Tam adı Yûsuf bin Muhammed bin Sem’ân Çeştî olan seyid alimlerden biridir. İslam dinin son ve en büyük peygamberi olan Hz. Muhammed (s.a.v) soyundan olduğu bilinmektedir. Yaşadığı dönem içerisinde pâk nesebi hazret-i Hüseyin ile irtibata geçmiştir. Doğum yılı Hicri 379 olarak bilinen seyid alimin ölüm yılı ise yine Hicri takvime göre 459 olarak bilinmektedir. Vefatında henüz 84 yaşında olan Yûsuf bin Muhammed bin Sem’ân Çeştî; dayısı olarak bilinen ve aynı zamanda feyz almış olduğu Hâce Muhammed bin Ebî Ahmed Çeştî’ nin yolundan ilerlemiştir. Dayısı ve halife olan Hâce Muhammed bin Ebî Ahmed Çeştî’ nin vefat etmesi üzerine Yûsuf bin Muhammed bin Sem’ân Çeştî halifesi olarak makamını devr almıştır. Müzmin bekar olarak hayatını devam ettiren dayısı Hâce Muhammed bin Ebî Ahmed Çeştî, gördü bir rüya üzerine kendisine hizmete ömrünü adamış ve eliyle iplik eğirip satar ve ağabeyinin ihtiyaçlarına sarfeden kız kardeşie durumu bildirdi. Kız kardeşini Şaflan vilayetine mensup olan Yûsuf bin Muhammed bin Sem’ân Çeştî ile nikahlanmasını sağladı. İlim tahsilatı ile uğraşıp yolunu düz çizen Yûsuf bin Muhammed bin Sem’ân Çeştî, nikahın ardından Çeşt vilayetine yerleşmiştir. Evlendiğinde 65 yaşında olan Yûsuf bin Muhammed bin Sem’ân Çeştî çocuk sahibi olmamıştır. Bu durum üzerine yeğeni Hâce Yûsuf evladı yerine koyarak yetiştirdi. Ve ölümünün ardından makamına evlattan ayırt edilmeyen Hâce Yûsuf devr almıştır.
Yûsuf bin Muhammed bin Sem’ân Çeştî Hali ve Evladı
Yûsuf bin Muhammed bin Sem’ân Çeştî Allah yolunda ömrünü feda etmeye hazırlamış ve o yolda ilerlemiştir. Yûsuf bin Muhammed bin Sem’ân Çeştî’ nin yanında bulunanlardan rivayetle kendisinin sekr halde bulunduğu çok hali olduğu ve bir süre o halde o hal ile meşgul olduktan sonra işlerine devam ettiği görülmüştür. Hayatı bu hal üzerine gelişmiş ve bu hal üzerine emanet bedenini 85 yaşında iken teslim etmiştir.
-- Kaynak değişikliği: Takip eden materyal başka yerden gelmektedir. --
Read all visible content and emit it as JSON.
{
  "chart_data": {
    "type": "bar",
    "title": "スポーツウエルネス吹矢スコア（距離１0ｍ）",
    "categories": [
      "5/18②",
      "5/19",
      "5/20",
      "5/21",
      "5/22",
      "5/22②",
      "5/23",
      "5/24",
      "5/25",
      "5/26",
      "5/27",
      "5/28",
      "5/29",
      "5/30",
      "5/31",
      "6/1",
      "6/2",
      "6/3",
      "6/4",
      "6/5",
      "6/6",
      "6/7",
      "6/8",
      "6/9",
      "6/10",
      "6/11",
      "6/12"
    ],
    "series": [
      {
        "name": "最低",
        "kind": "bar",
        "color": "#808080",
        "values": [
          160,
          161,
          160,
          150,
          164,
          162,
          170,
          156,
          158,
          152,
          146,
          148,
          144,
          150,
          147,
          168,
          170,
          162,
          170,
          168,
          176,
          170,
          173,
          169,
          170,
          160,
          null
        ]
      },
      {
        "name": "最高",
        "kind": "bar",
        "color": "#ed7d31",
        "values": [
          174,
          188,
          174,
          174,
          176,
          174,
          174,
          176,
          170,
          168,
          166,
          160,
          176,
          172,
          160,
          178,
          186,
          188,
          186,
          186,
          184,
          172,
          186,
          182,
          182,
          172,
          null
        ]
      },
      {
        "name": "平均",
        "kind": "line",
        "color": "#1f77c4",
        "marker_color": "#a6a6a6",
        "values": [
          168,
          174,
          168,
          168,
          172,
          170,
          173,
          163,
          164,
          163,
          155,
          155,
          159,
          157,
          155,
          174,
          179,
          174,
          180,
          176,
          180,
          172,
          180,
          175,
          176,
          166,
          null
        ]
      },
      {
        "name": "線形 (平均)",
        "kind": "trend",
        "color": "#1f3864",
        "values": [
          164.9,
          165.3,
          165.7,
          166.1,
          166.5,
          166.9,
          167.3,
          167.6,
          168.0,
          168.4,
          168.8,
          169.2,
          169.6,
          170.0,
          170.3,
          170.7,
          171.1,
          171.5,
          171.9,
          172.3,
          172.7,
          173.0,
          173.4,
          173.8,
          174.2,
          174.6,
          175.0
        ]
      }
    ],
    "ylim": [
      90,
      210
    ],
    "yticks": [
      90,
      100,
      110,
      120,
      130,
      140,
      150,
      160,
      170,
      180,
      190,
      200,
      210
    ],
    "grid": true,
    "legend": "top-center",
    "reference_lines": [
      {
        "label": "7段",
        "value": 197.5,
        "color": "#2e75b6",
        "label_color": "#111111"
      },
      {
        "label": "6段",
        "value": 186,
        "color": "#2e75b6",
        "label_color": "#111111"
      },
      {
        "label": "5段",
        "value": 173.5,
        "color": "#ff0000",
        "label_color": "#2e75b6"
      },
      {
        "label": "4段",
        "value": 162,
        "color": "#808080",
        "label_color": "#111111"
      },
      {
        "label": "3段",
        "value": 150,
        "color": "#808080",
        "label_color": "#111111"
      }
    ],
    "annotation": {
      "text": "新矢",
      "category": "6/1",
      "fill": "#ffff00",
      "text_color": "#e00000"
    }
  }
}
Hâce Yûsuf-i Çeştî hazretleri, hem hocası hem de babası olan Sem’ân Çeştî’nin vefâtından sonra bir ara Herat’a gitti. Geri dönüp gelirken Keng isimli bir yerde, gönül ehli dervişlerden birinin evinde misâfir oldu. Misafirliği kabul edilen evde ise iffeti ve güzelliği ile dillere destan olan güzel bir kız bulunmaktaydı. Misafir olduğu hanede yattığında iffet ve güzellik sahibi kız rüyasında ay bedir halini almış iken gökten kucağına indirdiğini ifade etmiş ve rüyada kendisine yüce Allahtan kendisini istediğini ve isteğinin kabul olup nikahlısı olduğunu Hâce Yûsuf ‘ un dillendirdiğini gördü. Sabah babasının yanına varn kız durumu anlatınca Hâce Yûsuf’ a gelen baba Hâce Yûsuf’ dan durumundan haberdar olduğunu rüyaaki ayın bedir halinin kendisinin olduğunu kızının iffet ve güzellik sahibi olduğu içinde Allahtan kızı ile evlenmek için dua ettiğini bildirdi. Kızın babası bu duruma fazlasıyla memnun olarak kızını Hâce Yûsuf’ a nikahladı. Bu evlilikten de iki evladı dünyaya gözlerini atı ve Yûsuf bin Muhammed bin Sem’ân Çeştî’ nin soyu bu şekilde devam etti.